The biggest recent challenge for Facebook's growth story has been the shift to mobile, so far it appears to be up to the challenge; in its second quarter results its MAU (monthly active users) for mobile were 819 million, an increase of 51% year over year and close to MAUs of 1.15 billion on other devices. It has continued to drive advertisers to its platform, recently surpassing 1 million active advertisers with a lot of this growth coming from local businesses.

Stickiness

Stickiness defines how much people use a site and continue to return again and again. Facebook certainly succeeds in this area and by adding more and more functionality, for many people, it has become a vital service. This fascinating article shows how some users are running their entire social lives through Facebook and it is, potentially, as vital a service as any utility.

Advertising

The majority of Facebook's revenue comes from advertising, this continues to increase quarter over quarter but there is a problem here; Google has a similar model of driving its revenue from advertising but it has a completely different user engagement -- the user is an active participant in searching for information and therefore advertisers receive a higher click-through. Facebook's advertising is more intrusive, and therefore, the user is not as engaged in advertising content resulting in a lower click through. Meaning Facebook is unlikely to achieve Google-like revenues with advertising alone. This is not an immediate concern. Facebook can continue to increase advertising revenues for many quarters to come, but it will need to look for additional revenue opportunities that take advantage of its huge user base and depository of user data.

The alternative, something Facebook is trying, is to alter the way users interact with Facebook. It has recently added a feature called Graph Search which allows users to perform similar queries that they would perform in Google Search. It also allows them to perform queries that Google is unable to do such as "which hotel did my friends stay at in Mexico"?

These kinds of queries would have a lot more user engagement resulting in Google-like click-through, and it could take a slice of several different industries such as dating, job search and property listings, just for starters.
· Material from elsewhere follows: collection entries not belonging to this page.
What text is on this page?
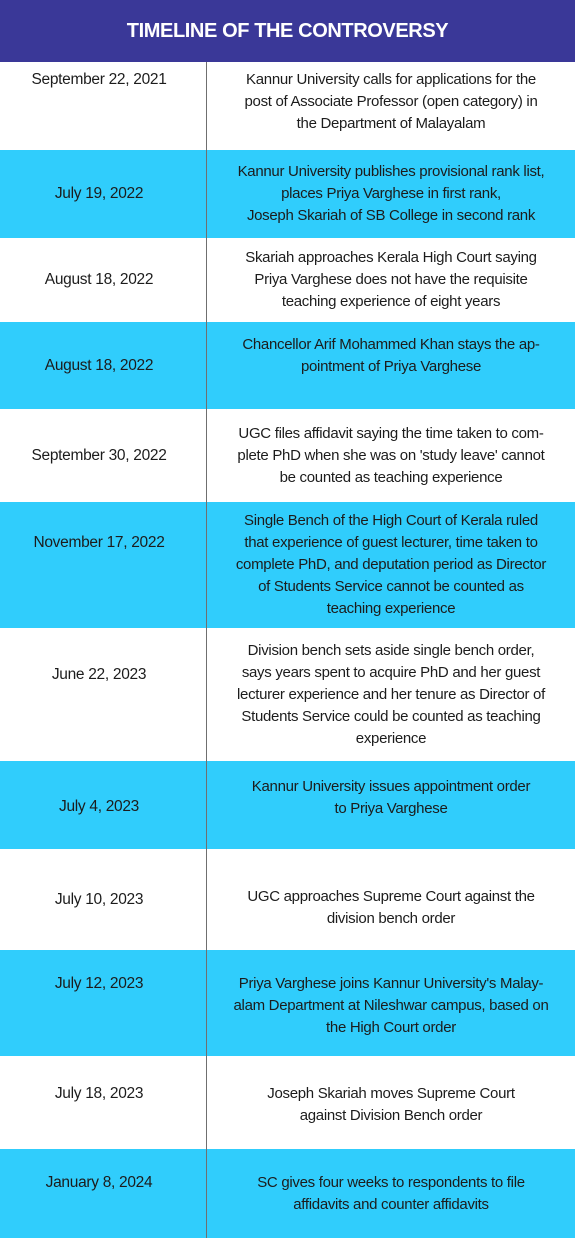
TIMELINE OF THE CONTROVERSY
September 22, 2021	Kannur University calls for applications for the
post of Associate Professor (open category) in
the Department of Malayalam
July 19, 2022
Kannur University publishes provisional rank list,
places Priya Varghese in first rank,
Joseph Skariah of SB College in second rank
August 18, 2022
Skariah approaches Kerala High Court saying
Priya Varghese does not have the requisite
teaching experience of eight years
August 18, 2022
Chancellor Arif Mohammed Khan stays the ap-
pointment of Priya Varghese
September 30, 2022
UGC files affidavit saying the time taken to com-
plete PhD when she was on 'study leave' cannot
be counted as teaching experience
November 17, 2022
Single Bench of the High Court of Kerala ruled
that experience of guest lecturer, time taken to
complete PhD, and deputation period as Director
of Students Service cannot be counted as
teaching experience
June 22, 2023
Division bench sets aside single bench order,
says years spent to acquire PhD and her guest
lecturer experience and her tenure as Director of
Students Service could be counted as teaching
experience
July 4, 2023
Kannur University issues appointment order
to Priya Varghese
July 10, 2023	UGC approaches Supreme Court against the
division bench order
July 12, 2023	Priya Varghese joins Kannur University's Malay-
alam Department at Nileshwar campus, based on
the High Court order
July 18, 2023	Joseph Skariah moves Supreme Court
against Division Bench order
January 8, 2024	SC gives four weeks to respondents to file
affidavits and counter affidavits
Facebook hasn't broken out any more details on the success of this feature so for the moment it is only an area with a lot of potential.

Conclusion

Facebook is in a unique position with a massive user base and an equally large and growing store of personal data; it is still looking for alternative ways to exploit this position, and has been showing strong growth quarter after quarter. Unfortunately at the current price it has a lot of growth already priced in to the stock and it will have to show some strong growth just for its earnings to live up to its current valuation. There is potential for further appreciation in the share price but due to the high valuation this also comes with considerable risk and I would not recommend buying at the current price.